ATAV – Antalya Tanıtım Vakfı Başkanı Yeliz Gül Ege ile Tanıtımın faaliyetlerini, kongre turizmini ve Türk turizminin içinde bulunduğu durumu değerlendirdik. Tanıtım konusunda kadın objesini ön plana çıkaran projelerinden bahseden Ege, Türk turizmi hakkında iç pazarın potansiyelinin kullanılamadığını dile getirdi.
GM DERGİ ÖZEL HABER
Antalya Tanıtım Vakfı – ATAV Başkanı Yeliz Gül Ege
Öncelikle başkanlık göreviniz hayırlı olsun. ATAV’ı Antalya turizmi için güçlü bir yapı, siz de Antalya turizminde kadın olarak güçlü bir yöneticisiniz. Bu iki güç birleşince nasıl bir değişim ATAV’ı bekliyor?

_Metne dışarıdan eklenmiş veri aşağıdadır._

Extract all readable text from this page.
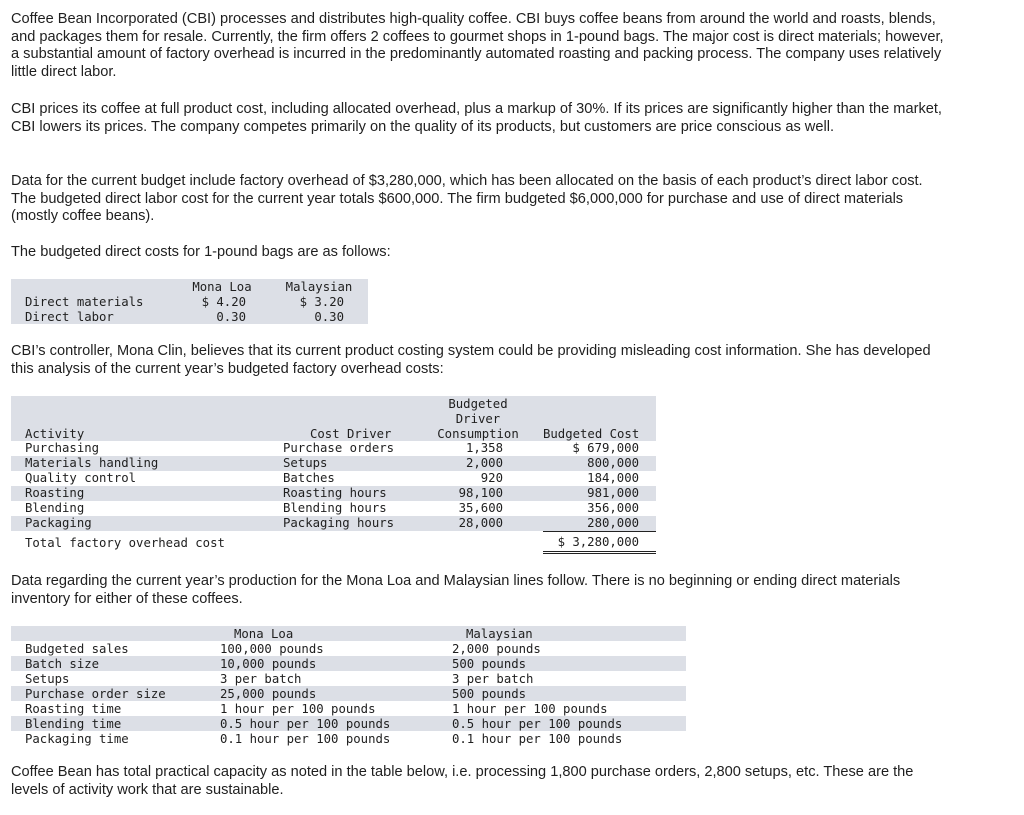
Coffee Bean Incorporated (CBI) processes and distributes high-quality coffee. CBI buys coffee beans from around the world and roasts, blends, and packages them for resale. Currently, the firm offers 2 coffees to gourmet shops in 1-pound bags. The major cost is direct materials; however, a substantial amount of factory overhead is incurred in the predominantly automated roasting and packing process. The company uses relatively little direct labor.

CBI prices its coffee at full product cost, including allocated overhead, plus a markup of 30%. If its prices are significantly higher than the market, CBI lowers its prices. The company competes primarily on the quality of its products, but customers are price conscious as well.

Data for the current budget include factory overhead of $3,280,000, which has been allocated on the basis of each product’s direct labor cost. The budgeted direct labor cost for the current year totals $600,000. The firm budgeted $6,000,000 for purchase and use of direct materials (mostly coffee beans).

The budgeted direct costs for 1-pound bags are as follows:

Mona Loa	Malaysian
Direct materials	$ 4.20	$ 3.20
Direct labor	0.30	0.30

CBI’s controller, Mona Clin, believes that its current product costing system could be providing misleading cost information. She has developed this analysis of the current year’s budgeted factory overhead costs:

Budgeted
Driver
Activity	Cost Driver	Consumption	Budgeted Cost
Purchasing	Purchase orders	1,358	$ 679,000
Materials handling	Setups	2,000	800,000
Quality control	Batches	920	184,000
Roasting	Roasting hours	98,100	981,000
Blending	Blending hours	35,600	356,000
Packaging	Packaging hours	28,000	280,000
Total factory overhead cost	$ 3,280,000

Data regarding the current year’s production for the Mona Loa and Malaysian lines follow. There is no beginning or ending direct materials inventory for either of these coffees.

Mona Loa	Malaysian
Budgeted sales	100,000 pounds	2,000 pounds
Batch size	10,000 pounds	500 pounds
Setups	3 per batch	3 per batch
Purchase order size	25,000 pounds	500 pounds
Roasting time	1 hour per 100 pounds	1 hour per 100 pounds
Blending time	0.5 hour per 100 pounds	0.5 hour per 100 pounds
Packaging time	0.1 hour per 100 pounds	0.1 hour per 100 pounds

Coffee Bean has total practical capacity as noted in the table below, i.e. processing 1,800 purchase orders, 2,800 setups, etc. These are the levels of activity work that are sustainable.
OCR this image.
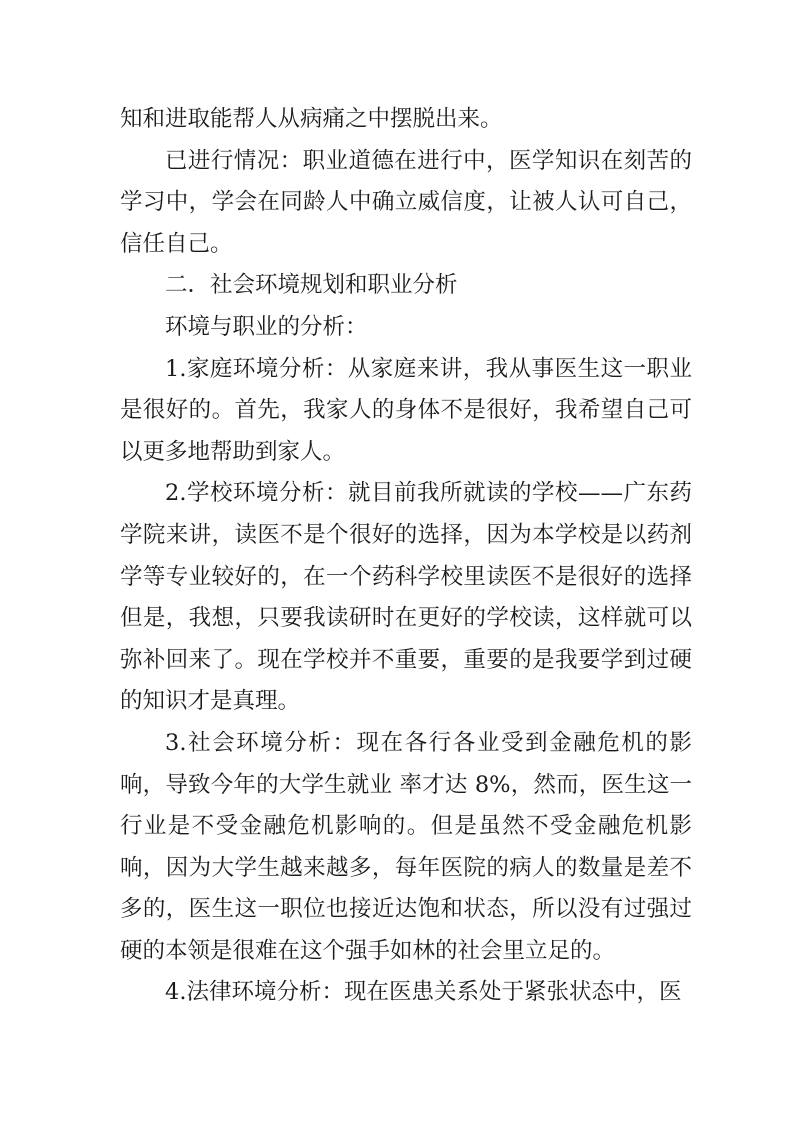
知和进取能帮人从病痛之中摆脱出来。

已进行情况：职业道德在进行中，医学知识在刻苦的学习中，学会在同龄人中确立威信度，让被人认可自己，信任自己。

二．社会环境规划和职业分析

环境与职业的分析：

1.家庭环境分析：从家庭来讲，我从事医生这一职业是很好的。首先，我家人的身体不是很好，我希望自己可以更多地帮助到家人。

2.学校环境分析：就目前我所就读的学校——广东药学院来讲，读医不是个很好的选择，因为本学校是以药剂学等专业较好的，在一个药科学校里读医不是很好的选择但是，我想，只要我读研时在更好的学校读，这样就可以弥补回来了。现在学校并不重要，重要的是我要学到过硬的知识才是真理。

3.社会环境分析：现在各行各业受到金融危机的影响，导致今年的大学生就业 率才达 8%，然而，医生这一行业是不受金融危机影响的。但是虽然不受金融危机影响，因为大学生越来越多，每年医院的病人的数量是差不多的，医生这一职位也接近达饱和状态，所以没有过强过硬的本领是很难在这个强手如林的社会里立足的。

4.法律环境分析：现在医患关系处于紧张状态中，医
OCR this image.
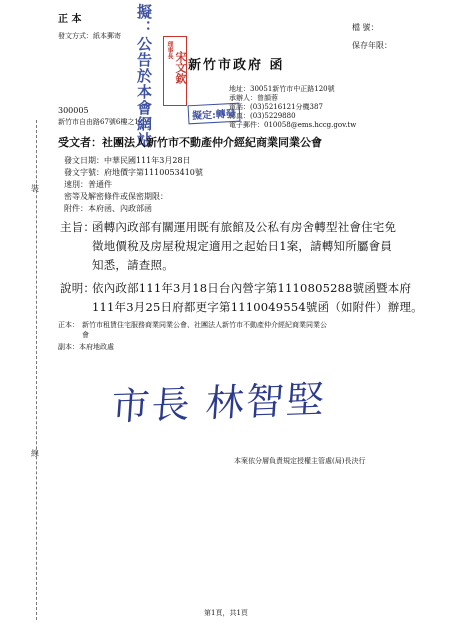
裝
線
正 本
檔 號：
保存年限：
發文方式：紙本郵寄 擬：公告於本會網站	理事長
宋文欽 新竹市政府 函
地址：30051新竹市中正路120號
承辦人：曾韻蓉
電話：(03)5216121分機387
傳真：(03)5229880
電子郵件：010058@ems.hccg.gov.tw
擬定:轉發
300005
新竹市自由路67號6樓之1
受文者：社團法人新竹市不動產仲介經紀商業同業公會
發文日期：中華民國111年3月28日
發文字號：府地價字第1110053410號
速別：普通件
密等及解密條件或保密期限：
附件：本府函、內政部函
主旨：
函轉內政部有關運用既有旅館及公私有房舍轉型社會住宅免
徵地價稅及房屋稅規定適用之起始日1案，請轉知所屬會員
知悉，請查照。
說明：
依內政部111年3月18日台內營字第1110805288號函暨本府
111年3月25日府都更字第1110049554號函（如附件）辦理。
正本： 新竹市租賃住宅服務商業同業公會、社團法人新竹市不動產仲介經紀商業同業公
會
副本：本府地政處
市長 林智堅
本案依分層負責規定授權主管處(局)長決行
第1頁，共1頁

22 yıllık bir geçmişe sahip. Rahmetli Mustafa Çalık ve Nizamettin Şen’in başkanlık yaptığı, Antalya’nın tanınmış insanlarının kurduğu Antalya’nın tanıtım vakfı. Geçmiş dönem başkanımız 17 yıl başkanlık görevini büyük fedakarlıklarla yaptı. Bir ilki gerçekleştirdi ve istifa ederek yerini bir kadına verdi. Ben görev verilemez alınır diyerek bu göreve talip oldum ve yönetim kurulundaki arkadaşlarımızda uygun görmesiyle bu görevi aldım. Bizim ATAV olarak fuar katılımlarımız sürecek ve destinasyonumuzun tanıtımı için elimizden gelenin en iyisini yapmaya devam edeceğiz.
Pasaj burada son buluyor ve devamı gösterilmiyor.